Naar boven ↑

Rechtspraak

Uitspraakdatum

18-06-2010

ECLI

ECLI:NL:TAHVD:2010:YA0963

Zaaknummer

5687

Inhoudsindicatie

Niet-ontvankelijk in appel. Verzet tegen beslissing voorzitter van de raad ongegrond.

Uitspraak

 

         

18 juni 2010

No. 5687

Hof van Discipline

Beslissing

naar aanleiding van het verzet van

klager,

tegen:

verweerder.

1.   Het geding in eerste aanleg

Het hof verwijst naar de beslissing van de Raad van Discipline in het ressort Amsterdam (verder: de raad) van 11 januari 2010, nummer 09-169A, aan partijen toegezonden op 11 januari 2010, waarbij het verzet van klager tegen de beslissing van de voorzitter van de raad van 20 juli 2009 ongegrond is verklaard.

2. Het geding in hoger beroep

2.1  De memorie waarbij klager van deze beslissing van de raad in hoger beroep is gekomen, is op 13 januari 2010 ter griffie van het hof ontvangen.

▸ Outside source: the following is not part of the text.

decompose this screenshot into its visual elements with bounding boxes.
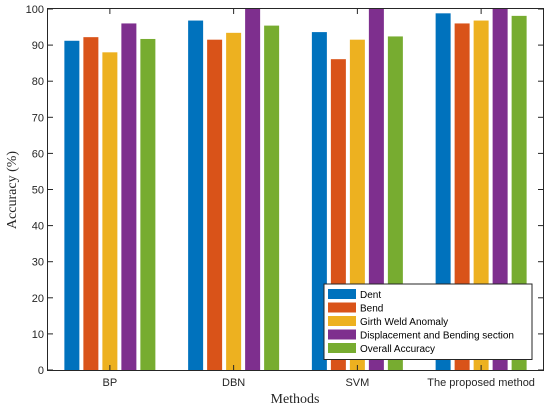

2.2 Bij beslissing van 22 januari 2010 heeft de voorzitter van het hof klager kennelijk niet-ontvankelijk geoordeeld in zijn hoger beroep en dat hoger beroep op die grond afgewezen. Een afschrift van deze beslissing is aan partijen toegezonden op 22 januari 2010.

2.3 De verzetschriftuur van klager is door de griffie van het hof ontvangen op 27 januari 2010. Het hof heeft de zaak mondeling behandeld ter openbare zitting van 19 april 2010, waarbij klager is verschenen.

2.4  Het hof heeft bij zijn beslissing acht geslagen op de stukken die op de zaak betrekking hebben. Het verzet strekt tot gegrondbevinding daarvan.

3. De beoordeling

3.1 Naar aanleiding van het verzet overweegt het hof als volgt. Artikel 46h lid 4 van de Advocatenwet bepaalt dat tegen een beslissing van de Raad van Discipline waarbij het verzet tegen een beslissing van de voorzitter van de raad ongegrond of niet-ontvankelijk wordt verklaard geen rechtsmiddel openstaat. Het hof oordeelt dat de voorzitter van het hof dit terecht heeft overwogen in haar beslissing van 22 januari 2010.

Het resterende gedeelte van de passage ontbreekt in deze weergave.